The Federal Reserve supports a proposal at the Basel Committee on Banking Supervision that calls for a maximum capital surcharge of three percentage points on the largest global banks, according to a person familiar with the discussions.
International central bankers and supervisors meeting in Basel, Switzerland, have decided banks need to hold more capital to avoid
future taxpayer-funded bailouts. Financial stock indexes fell in Europe and the U S yesterday, as traders interpreted June 3 remarks by Fed Governor Daniel Tarullo as leaving the door open to surcharges of as much as seven percentage points.
“A seven percentage-point surcharge for the largest banks would be a disaster,” said Jason Goldberg, senior analyst at Barclays Capital Inc in New York. “It will certainly restrict lending and curb economic growth if true.” Basel regulators agreed last year to raise the minimum common equity requirement for banks to 4.5 per cent from 2 per cent, with an added buffer of 2.5 per cent for a total of 7 per cent of assets weighted for risk.

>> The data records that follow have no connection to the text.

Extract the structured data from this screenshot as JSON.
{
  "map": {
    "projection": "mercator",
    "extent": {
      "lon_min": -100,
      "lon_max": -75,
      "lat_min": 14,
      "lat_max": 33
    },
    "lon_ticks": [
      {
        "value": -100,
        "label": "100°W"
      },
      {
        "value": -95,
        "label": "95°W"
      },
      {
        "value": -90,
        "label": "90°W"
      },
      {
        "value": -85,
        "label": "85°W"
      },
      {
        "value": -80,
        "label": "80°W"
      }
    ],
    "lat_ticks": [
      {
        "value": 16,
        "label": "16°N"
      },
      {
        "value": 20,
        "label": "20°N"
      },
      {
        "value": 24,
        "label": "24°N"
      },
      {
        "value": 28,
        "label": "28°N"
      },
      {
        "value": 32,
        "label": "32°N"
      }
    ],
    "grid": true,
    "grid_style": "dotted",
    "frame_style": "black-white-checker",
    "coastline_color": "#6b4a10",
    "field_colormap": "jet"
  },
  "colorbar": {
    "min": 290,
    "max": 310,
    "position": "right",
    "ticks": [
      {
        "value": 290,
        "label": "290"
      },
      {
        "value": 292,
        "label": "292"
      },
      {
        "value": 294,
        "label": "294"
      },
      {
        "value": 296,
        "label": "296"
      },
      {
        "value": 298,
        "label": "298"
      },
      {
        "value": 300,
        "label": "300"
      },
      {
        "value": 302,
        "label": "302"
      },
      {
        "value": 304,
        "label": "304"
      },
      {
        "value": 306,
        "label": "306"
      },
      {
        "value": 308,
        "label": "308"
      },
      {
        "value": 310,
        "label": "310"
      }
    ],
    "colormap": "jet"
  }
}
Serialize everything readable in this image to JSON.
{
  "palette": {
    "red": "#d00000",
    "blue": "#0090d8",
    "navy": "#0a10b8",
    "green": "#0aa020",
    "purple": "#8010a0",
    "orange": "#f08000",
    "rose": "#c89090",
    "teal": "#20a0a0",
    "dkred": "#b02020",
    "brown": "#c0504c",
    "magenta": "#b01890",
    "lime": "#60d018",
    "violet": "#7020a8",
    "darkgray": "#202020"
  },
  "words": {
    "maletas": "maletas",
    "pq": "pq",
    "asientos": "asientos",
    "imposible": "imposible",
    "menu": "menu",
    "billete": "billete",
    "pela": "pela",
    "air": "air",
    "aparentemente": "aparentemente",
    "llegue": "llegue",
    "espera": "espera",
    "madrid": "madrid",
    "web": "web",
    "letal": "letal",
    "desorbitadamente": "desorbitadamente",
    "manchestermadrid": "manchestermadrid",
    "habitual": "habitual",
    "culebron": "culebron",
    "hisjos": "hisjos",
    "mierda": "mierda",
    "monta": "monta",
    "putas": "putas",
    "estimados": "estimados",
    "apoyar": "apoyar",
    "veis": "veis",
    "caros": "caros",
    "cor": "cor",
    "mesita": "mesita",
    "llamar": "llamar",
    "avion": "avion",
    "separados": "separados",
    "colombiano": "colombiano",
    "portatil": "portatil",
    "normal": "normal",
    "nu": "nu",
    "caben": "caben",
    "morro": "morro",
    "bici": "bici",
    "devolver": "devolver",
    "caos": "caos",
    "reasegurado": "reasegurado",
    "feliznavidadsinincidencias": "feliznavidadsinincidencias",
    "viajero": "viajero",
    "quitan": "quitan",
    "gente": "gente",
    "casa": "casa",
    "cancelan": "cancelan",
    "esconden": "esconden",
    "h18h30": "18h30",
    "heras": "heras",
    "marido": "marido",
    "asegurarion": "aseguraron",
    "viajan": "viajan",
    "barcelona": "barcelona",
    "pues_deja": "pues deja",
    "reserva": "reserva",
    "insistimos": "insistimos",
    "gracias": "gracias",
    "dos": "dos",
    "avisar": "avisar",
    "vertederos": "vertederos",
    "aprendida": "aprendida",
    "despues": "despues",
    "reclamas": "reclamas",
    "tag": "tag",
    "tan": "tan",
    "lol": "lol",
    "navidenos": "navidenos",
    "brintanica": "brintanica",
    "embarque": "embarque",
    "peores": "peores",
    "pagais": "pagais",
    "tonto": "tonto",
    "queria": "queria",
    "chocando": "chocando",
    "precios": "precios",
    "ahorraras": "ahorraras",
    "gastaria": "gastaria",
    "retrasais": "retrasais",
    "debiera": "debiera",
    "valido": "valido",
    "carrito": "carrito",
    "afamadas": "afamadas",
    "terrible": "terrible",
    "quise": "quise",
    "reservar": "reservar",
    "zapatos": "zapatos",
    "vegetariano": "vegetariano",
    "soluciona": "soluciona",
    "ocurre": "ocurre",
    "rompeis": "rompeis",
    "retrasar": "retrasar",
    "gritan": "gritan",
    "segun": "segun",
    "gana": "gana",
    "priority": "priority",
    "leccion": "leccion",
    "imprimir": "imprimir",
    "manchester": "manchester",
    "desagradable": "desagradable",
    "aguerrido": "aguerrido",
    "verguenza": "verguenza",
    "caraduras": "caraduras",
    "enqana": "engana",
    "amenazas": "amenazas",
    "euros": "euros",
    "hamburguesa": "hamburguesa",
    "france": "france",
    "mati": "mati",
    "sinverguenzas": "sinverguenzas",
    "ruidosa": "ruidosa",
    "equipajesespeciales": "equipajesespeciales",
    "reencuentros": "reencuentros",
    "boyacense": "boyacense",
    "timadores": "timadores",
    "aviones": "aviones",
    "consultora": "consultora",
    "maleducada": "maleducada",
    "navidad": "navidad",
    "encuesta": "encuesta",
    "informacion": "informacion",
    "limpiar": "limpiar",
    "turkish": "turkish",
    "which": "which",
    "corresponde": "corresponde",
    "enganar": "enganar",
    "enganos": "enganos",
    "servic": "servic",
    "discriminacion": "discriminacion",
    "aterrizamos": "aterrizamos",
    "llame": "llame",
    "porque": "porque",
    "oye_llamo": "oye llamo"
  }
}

Basel members are also proposing that so-called global systemically important financial institutions (global SIFIs), hold an additional capital buffer equivalent to as much as three percentage points, a stance Fed officials haven’t opposed, the person said.
BANK INDEXES FALL
The Bloomberg Europe Banks and Financial Services Index fell 1.45 per cent yesterday, while the Standard & Poor’s 500 Index declined 1.1 per cent. The KBW Bank Index, which tracks shares of Citigroup Inc, Bank of America Corp, Wells Fargo & Co and 21 other companies, fell 2.1 per cent. In a June 3 speech, Tarullo presented a theoretical calculation with the global SIFI buffer as high as seven percentage points.